A big wind energy proposal near Lake Michigan is promising to pump more than a hundred million dollars into the economy over the next couple of decades.
And supporters see wind as a good alternative to burning more fossil fuels such as coal.
But, as Bob Allen reports, questions are being raised about possible noise pollution from such large scale projects:
The North Carolina based giant Duke Energy wants to build more than a hundred 500 foot tall turbines in rural Benzie and Manistee counties. Michigan officials have identified parts of these two counties as having the 2nd highest wind potential in the state.
Alan O’Shea has been in the renewable energy business for the past thirty years. He’s promoting the project at an open house in a high school gym as a consultant for Duke.
“We don’t have to wait for Michigan to heal. This project can heal northern Michigan.
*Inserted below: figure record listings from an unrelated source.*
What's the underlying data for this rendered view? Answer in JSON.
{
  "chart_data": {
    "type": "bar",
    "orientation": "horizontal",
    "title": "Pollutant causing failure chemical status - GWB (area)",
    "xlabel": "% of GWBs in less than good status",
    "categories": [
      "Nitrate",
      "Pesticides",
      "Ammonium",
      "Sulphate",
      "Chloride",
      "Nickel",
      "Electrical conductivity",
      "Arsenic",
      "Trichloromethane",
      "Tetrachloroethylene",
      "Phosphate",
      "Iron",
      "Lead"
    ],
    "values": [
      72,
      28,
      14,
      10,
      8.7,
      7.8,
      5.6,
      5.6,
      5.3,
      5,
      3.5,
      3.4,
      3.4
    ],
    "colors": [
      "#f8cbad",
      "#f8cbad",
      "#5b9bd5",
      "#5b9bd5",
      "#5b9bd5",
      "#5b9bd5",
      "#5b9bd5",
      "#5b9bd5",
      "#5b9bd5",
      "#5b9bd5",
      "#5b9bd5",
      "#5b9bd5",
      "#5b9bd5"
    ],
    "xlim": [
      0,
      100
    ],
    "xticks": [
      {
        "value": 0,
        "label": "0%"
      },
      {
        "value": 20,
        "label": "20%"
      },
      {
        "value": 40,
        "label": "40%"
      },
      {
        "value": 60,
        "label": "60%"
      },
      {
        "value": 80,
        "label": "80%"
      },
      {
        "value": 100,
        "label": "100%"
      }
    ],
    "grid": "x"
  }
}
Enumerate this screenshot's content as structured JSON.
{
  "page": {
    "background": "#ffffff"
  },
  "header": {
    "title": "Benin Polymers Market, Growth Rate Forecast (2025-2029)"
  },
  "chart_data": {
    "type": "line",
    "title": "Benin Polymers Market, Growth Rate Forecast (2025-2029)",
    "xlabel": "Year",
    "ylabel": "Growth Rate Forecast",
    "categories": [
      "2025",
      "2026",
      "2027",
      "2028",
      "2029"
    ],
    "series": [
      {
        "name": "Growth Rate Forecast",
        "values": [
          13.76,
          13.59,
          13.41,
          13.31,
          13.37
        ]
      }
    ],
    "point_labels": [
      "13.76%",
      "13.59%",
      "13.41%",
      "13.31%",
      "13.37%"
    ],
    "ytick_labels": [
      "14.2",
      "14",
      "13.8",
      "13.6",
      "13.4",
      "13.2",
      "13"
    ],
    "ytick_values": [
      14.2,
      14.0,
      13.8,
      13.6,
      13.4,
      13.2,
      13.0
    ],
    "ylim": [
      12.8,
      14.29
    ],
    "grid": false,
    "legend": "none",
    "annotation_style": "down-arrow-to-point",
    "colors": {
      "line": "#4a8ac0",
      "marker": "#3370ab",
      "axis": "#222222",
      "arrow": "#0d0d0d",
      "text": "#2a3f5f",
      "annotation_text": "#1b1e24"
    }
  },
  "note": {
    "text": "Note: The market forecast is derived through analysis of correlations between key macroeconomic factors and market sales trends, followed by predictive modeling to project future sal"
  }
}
I mean there are people, workers that are here looking for jobs.”
But there also are people in the area opposed to this project.
And on the same day that O’Shea talks up Duke’s plan, opponents draw a few hundred people to a film in a nearby town.
The documentary “Windfall” features residents in a small upstate New York community whose good feelings about wind power have turned sour.
A related Environment Report interview
A related Environment Report story
“This one across the road, 1,050 feet from where we live, and it sounds like the noise is in the walls.”
A key issue in the debate is how far from neighboring homes wind towers will be built.
A typical industry standard is roughly a thousand feet.
But some researchers in Europe and the U.S. suggest maybe a mile or more is needed to buffer against the noise.
Duke Energy officials say that much distance isn’t necessary.
Acoustic consultant Peter Guldberg says it would be difficult to find a square mile in Michigan where there’s not at least one house.
“Suggestions that wind turbines need to be set back a mile-and-a-quarter or a mile-and-a-half from any sort of occupied areas are basically a back door ban on wind energy.”
Guldberg says Duke’s project will produce what he calls a quiet 45 decibels of sound at the nearest home. He points out that normal human conversation is around 65 decibels.
But audiologist Jerry Punch says it’s not a fair comparison.
He says the way sound is measured cuts off much of the low frequency noise. So it doesn’t capture all of the sound that turbines emit.
“And here’s the other thing. Would you want somebody talking in conversational speech all night while you’re trying to sleep?”
Punch is a professor at Michigan State University.
He’s reviewed studies of wind noise world- wide and he says some effects on human health such as dizziness, headaches and irritability are not yet widely accepted.
But what is well established is that once sound gets above 40 decibels, especially at night, sleep disturbance occurs.
And, he says, one out of every four or five people, depending on conditions, report being annoyed.
“Those are potential people who could complain and file lawsuits. And so it becomes pretty important for the wind industry to look at annoyance as real. Even though it may not be directly affecting health I think it indirectly affects health when it interferes with sleep.”
Punch says turbines may have to be at least a mile away from a home to protect those who are most sensitive to the sound.
That kind of distance likely would mean Duke couldn’t put up enough windmills for the project to work economically.
That possibility frustrates Alan O’Shea.
The energy consultant helped stop a new coal plant from being built in the city of Manistee several years ago.
But since then he’s also seen local communities reject alternatives such as wood biomass and offshore wind to generate electricity.
“We have to be open and frank and say if not coal, if not wood chips and not wind, what the hell are we going to do?”
For the Environment Report, I’m Bob Allen.